Timothy Flynn, Ph.D., serves as professor of music at Olivet College. Professor Flynn’s passion for music developed early in his childhood, and he even held the position of organist-choirmaster for a church at just 15-years-old. He has continued to hold similar roles at various types of churches and also has an extensive background in teaching and research. He previously shared his knowledge at Lansing Community College (LCC), Washington College, DePaul University and Northwestern University before coming to OC. Professor Flynn particularly loves teaching at Olivet College because of its relationship-based focus and the ability to work personally with students.
Why do you love OC?
I came to Olivet in fall 2002 as the choir director and music program director. Coming directly from LCC where I was choral director and music theory and history teacher, a number of LCC music students transferred to Olivet to complete their undergraduate degrees. One of the things I love most about Olivet is the intimate learning atmosphere, which I also believe is one of the benefits of studying here. This gives everyone involved in learning — teachers, students and administration — the opportunity to get to know one another better and to support each other. At the risk of sounding schmaltzy, it makes for a family atmosphere.
What is your favorite memory from your time at OC?
Some of my favorite memories during my time teaching at OC include directing the Chamber Singers in concerts in Chicago at Holy Name Cathedral and at St. Michael’s Cathedral in Toronto and in Stratford, Ontario. Also, I enjoyed directing musical productions at the Oaks Theatre, including “Godspell,” “You’re A Good Man, Charlie Brown,” and “I Love You, You’re Perfect, Now Change.” These times gave me many opportunities to work with students outside the classroom and in completely different roles.
Where do your passions for teaching and music stem from?
My passion for music came from my mother who is a classically trained pianist and singer and who instilled in me a love for music from the time I was a child. My passion for teaching came from two of my undergraduate music history teachers: Sam di Bonaventura, who studied at Yale with Paul Hindemith and Walter Piston, and Tom Brawley who was one of the most dynamic teachers I had in my formative years. Both of these men not only taught from the wealth of knowledge they obtained, but from personal experience, too. Great musicians such as Vincent Persichetti and Walter Piston were family friends of Dr. Sam and stories about their work and friendship brought music history to life. Dr. Brawley’s time teaching in Germany also provided his students with unique views of teaching and music culture. In addition they were both great pedagogues; not because they employed cutting-edge techniques or applied buzzwords and textbook strategies, but because they were passionate about their field and they could instill that into their students. These were the people who made me want to be a teacher.
What is your teaching style like?
I like to engage students in classroom discussion and challenge them to think about music in new ways.
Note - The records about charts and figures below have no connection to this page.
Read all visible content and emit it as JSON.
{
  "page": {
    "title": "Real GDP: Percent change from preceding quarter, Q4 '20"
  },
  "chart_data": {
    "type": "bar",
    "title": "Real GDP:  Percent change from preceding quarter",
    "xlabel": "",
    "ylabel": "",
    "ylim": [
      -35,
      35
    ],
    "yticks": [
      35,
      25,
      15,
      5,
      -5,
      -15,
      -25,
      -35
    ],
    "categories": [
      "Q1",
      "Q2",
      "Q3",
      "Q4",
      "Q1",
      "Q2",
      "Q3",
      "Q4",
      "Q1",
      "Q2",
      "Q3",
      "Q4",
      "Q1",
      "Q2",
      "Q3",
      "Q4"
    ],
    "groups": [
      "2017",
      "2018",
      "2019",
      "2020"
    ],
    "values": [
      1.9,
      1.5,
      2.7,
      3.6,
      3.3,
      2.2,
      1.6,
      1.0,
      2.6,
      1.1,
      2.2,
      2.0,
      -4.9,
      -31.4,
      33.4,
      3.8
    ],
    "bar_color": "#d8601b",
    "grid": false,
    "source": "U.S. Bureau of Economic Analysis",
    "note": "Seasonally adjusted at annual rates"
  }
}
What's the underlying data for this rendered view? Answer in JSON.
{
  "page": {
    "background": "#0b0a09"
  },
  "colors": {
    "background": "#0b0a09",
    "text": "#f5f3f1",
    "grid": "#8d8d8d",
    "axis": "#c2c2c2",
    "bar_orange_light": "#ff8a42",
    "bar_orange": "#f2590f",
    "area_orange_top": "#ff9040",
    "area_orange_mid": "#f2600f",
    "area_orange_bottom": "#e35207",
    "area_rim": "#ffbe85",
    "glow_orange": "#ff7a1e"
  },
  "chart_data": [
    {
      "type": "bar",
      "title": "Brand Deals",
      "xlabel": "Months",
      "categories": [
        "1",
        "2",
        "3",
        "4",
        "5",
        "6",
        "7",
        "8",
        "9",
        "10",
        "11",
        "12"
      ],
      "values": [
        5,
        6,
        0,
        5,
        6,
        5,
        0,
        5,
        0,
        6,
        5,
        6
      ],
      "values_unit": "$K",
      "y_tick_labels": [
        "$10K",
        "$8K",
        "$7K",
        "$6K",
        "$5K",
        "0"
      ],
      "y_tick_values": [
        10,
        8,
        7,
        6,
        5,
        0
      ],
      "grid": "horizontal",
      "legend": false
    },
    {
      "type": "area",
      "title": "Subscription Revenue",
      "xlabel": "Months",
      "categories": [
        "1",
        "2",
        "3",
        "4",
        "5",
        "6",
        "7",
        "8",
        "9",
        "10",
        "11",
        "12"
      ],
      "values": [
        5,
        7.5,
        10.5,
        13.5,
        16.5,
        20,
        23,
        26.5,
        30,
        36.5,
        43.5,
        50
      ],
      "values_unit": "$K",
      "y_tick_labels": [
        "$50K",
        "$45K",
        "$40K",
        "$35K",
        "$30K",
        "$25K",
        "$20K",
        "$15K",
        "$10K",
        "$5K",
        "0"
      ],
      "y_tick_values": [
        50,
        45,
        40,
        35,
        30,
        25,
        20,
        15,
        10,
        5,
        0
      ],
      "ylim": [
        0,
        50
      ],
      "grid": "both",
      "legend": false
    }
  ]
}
Why do you encourage students to attend OC?
I encourage students to join us at Olivet because of its family-like atmosphere and tight-knit community. I think that this is the key to success for many of our students. Leaving home for school can be difficult, if not traumatic, and having a strong support group of faculty, staff and other students is invaluable. I know that Olivet provides that for students.
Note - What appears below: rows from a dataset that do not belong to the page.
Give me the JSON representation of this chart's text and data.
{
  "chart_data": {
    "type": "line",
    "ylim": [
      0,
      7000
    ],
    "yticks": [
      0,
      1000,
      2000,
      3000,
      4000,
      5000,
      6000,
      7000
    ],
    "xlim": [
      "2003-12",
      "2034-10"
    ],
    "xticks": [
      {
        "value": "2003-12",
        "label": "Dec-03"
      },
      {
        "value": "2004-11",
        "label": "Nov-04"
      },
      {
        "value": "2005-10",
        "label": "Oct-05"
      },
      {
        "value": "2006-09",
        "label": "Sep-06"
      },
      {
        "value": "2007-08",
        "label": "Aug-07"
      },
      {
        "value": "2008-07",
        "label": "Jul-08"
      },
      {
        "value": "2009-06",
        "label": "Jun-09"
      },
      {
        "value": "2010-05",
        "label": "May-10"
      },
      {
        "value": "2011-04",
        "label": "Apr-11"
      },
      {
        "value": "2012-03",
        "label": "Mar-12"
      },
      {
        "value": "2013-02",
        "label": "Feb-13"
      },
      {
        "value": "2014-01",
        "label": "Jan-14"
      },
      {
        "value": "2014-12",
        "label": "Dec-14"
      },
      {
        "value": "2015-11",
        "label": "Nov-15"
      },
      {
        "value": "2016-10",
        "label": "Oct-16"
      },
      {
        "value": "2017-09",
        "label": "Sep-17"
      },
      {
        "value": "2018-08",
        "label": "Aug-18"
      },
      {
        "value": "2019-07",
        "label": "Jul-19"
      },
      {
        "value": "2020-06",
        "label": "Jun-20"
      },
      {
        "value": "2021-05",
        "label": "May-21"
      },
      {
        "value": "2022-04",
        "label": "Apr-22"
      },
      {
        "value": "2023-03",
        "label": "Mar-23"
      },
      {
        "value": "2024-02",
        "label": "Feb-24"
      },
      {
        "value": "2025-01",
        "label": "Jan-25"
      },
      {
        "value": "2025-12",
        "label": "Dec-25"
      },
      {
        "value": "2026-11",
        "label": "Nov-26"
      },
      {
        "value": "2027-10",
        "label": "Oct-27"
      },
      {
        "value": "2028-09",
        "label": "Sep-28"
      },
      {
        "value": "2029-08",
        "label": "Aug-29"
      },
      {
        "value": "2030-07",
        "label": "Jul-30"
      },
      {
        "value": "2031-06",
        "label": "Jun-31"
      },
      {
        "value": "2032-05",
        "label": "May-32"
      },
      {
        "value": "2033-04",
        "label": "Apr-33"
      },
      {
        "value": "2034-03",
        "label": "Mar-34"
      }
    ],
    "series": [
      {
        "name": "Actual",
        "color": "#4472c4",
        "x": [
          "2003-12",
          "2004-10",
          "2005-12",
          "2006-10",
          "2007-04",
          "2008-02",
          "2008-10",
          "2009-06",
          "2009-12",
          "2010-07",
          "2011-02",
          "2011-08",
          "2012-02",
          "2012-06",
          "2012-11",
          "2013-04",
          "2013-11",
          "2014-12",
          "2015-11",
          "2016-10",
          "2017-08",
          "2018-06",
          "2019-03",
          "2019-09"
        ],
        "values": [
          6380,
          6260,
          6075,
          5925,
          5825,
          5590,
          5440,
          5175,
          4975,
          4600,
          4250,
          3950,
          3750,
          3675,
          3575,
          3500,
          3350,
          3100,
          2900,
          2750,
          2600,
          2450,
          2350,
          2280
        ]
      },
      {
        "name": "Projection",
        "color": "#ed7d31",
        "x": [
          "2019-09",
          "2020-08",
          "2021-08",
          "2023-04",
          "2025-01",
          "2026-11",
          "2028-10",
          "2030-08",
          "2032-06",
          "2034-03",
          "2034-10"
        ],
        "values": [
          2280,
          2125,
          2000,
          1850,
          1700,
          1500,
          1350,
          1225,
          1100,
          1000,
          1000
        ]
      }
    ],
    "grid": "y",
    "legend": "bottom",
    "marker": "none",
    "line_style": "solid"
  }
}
What advice do you share with alumni?
Stay connected; keep in touch after graduation and come visit us! I hear regularly from some of the more recent alumni (from 2008 to the present) as well as some of the students in the first class I taught in 2002! It’s great to remain in relationships with these wonderful people. We do love to hear from you!
What is an interesting or little-known fact about you?
I am a lay preacher in the Episcopal Diocese of Michigan. I also have had two books published as a result of my research on Camille Saint-Saëns and Charles Gounod, and a third one on César Franck will be coming out this year.